Вопрос о веротерпимости, видимо, близился к концу. Она довершала победу.

— Вы нас простите, — сказала Аксинья Михайловна, а за нею и другие.

— А вы вперед вздора не врите, во всем слушайтесь барыни, — заключила она, и вопрос был кончен. — Пора спать. Да за огнем смотрите… избави вас боже!

XII

Недаром говорит пословица: утро вечера мудренее. Настасья Ивановна легла с вечеру храбрая, а проснулась трусливее зайца. Первая мысль, влетевшая с зарею ей в голову, была та, что ее ссоре наступили уже третьи сутки. Третьи сутки! Когда же это кончится?

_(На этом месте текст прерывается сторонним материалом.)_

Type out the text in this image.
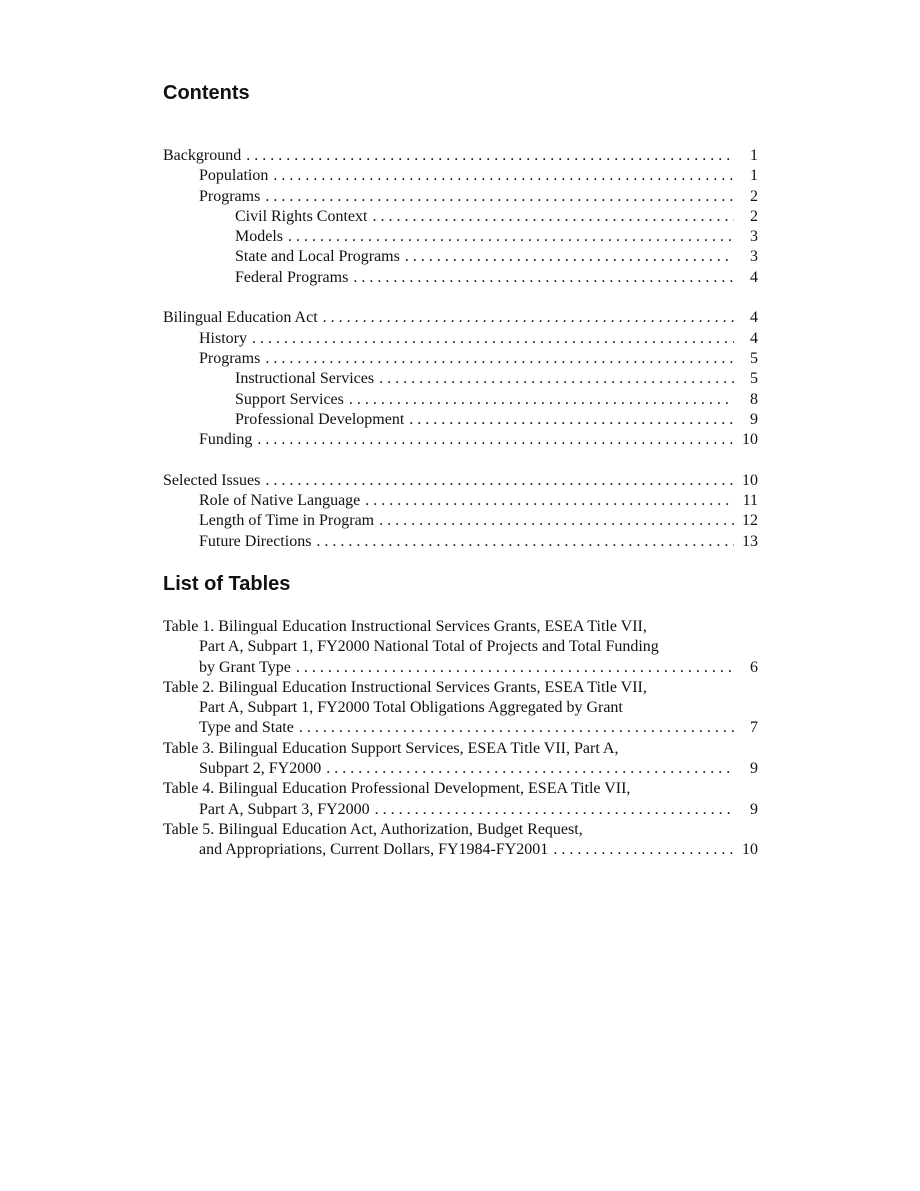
Contents
Background . . .	1
Population . . .	1
Programs . . .	2
Civil Rights Context . . .	2
Models . . .	3
State and Local Programs . . .	3
Federal Programs . . .	4
Bilingual Education Act . . .	4
History . . .	4
Programs . . .	5
Instructional Services . . .	5
Support Services . . .	8
Professional Development . . .	9
Funding . . .	10
Selected Issues . . .	10
Role of Native Language . . .	11
Length of Time in Program . . .	12
Future Directions . . .	13
List of Tables
Table 1. Bilingual Education Instructional Services Grants, ESEA Title VII,
Part A, Subpart 1, FY2000 National Total of Projects and Total Funding
by Grant Type . . .	6
Table 2. Bilingual Education Instructional Services Grants, ESEA Title VII,
Part A, Subpart 1, FY2000 Total Obligations Aggregated by Grant
Type and State . . .	7
Table 3. Bilingual Education Support Services, ESEA Title VII, Part A,
Subpart 2, FY2000 . . .	9
Table 4. Bilingual Education Professional Development, ESEA Title VII,
Part A, Subpart 3, FY2000 . . .	9
Table 5. Bilingual Education Act, Authorization, Budget Request,
and Appropriations, Current Dollars, FY1984-FY2001 . . .	10
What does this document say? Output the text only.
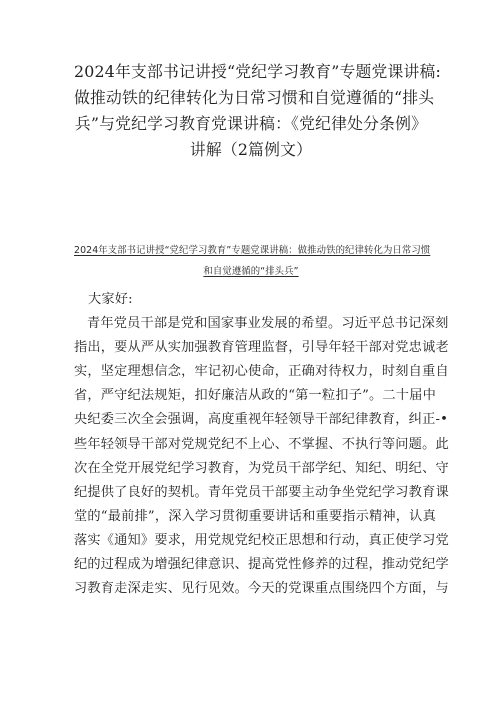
2024年支部书记讲授“党纪学习教育”专题党课讲稿:
做推动铁的纪律转化为日常习惯和自觉遵循的“排头
兵”与党纪学习教育党课讲稿：《党纪律处分条例》
讲解（2篇例文）
2024年支部书记讲授“党纪学习教育”专题党课讲稿：做推动铁的纪律转化为日常习惯
和自觉遵循的“排头兵”
大家好:
青年党员干部是党和国家事业发展的希望。习近平总书记深刻
指出，要从严从实加强教育管理监督，引导年轻干部对党忠诚老
实，坚定理想信念，牢记初心使命，正确对待权力，时刻自重自
省，严守纪法规矩，扣好廉洁从政的“第一粒扣子”。二十届中
央纪委三次全会强调，高度重视年轻领导干部纪律教育，纠正-•
些年轻领导干部对党规党纪不上心、不掌握、不执行等问题。此
次在全党开展党纪学习教育，为党员干部学纪、知纪、明纪、守
纪提供了良好的契机。青年党员干部要主动争坐党纪学习教育课
堂的“最前排”，深入学习贯彻重要讲话和重要指示精神，认真
落实《通知》要求，用党规党纪校正思想和行动，真正使学习党
纪的过程成为增强纪律意识、提高党性修养的过程，推动党纪学
习教育走深走实、见行见效。今天的党课重点围绕四个方面，与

Оленька столько раз в этот день встретила ее у двери Анны Ильинишны с покушением «вопросить» и даже попросить прощения, что ушла на свою светелку.

— Ты куда? — закричала всеми оставленная мать.

— От вас подальше.

— Оленька, что же мне делать?

— Я сказала. Не давайте потачки.

— Вот, вот опять за свое! — закричала Настасья Ивановна в отчаянии. — Все — погордись да погордись! Вот, по твоей милости и наделала!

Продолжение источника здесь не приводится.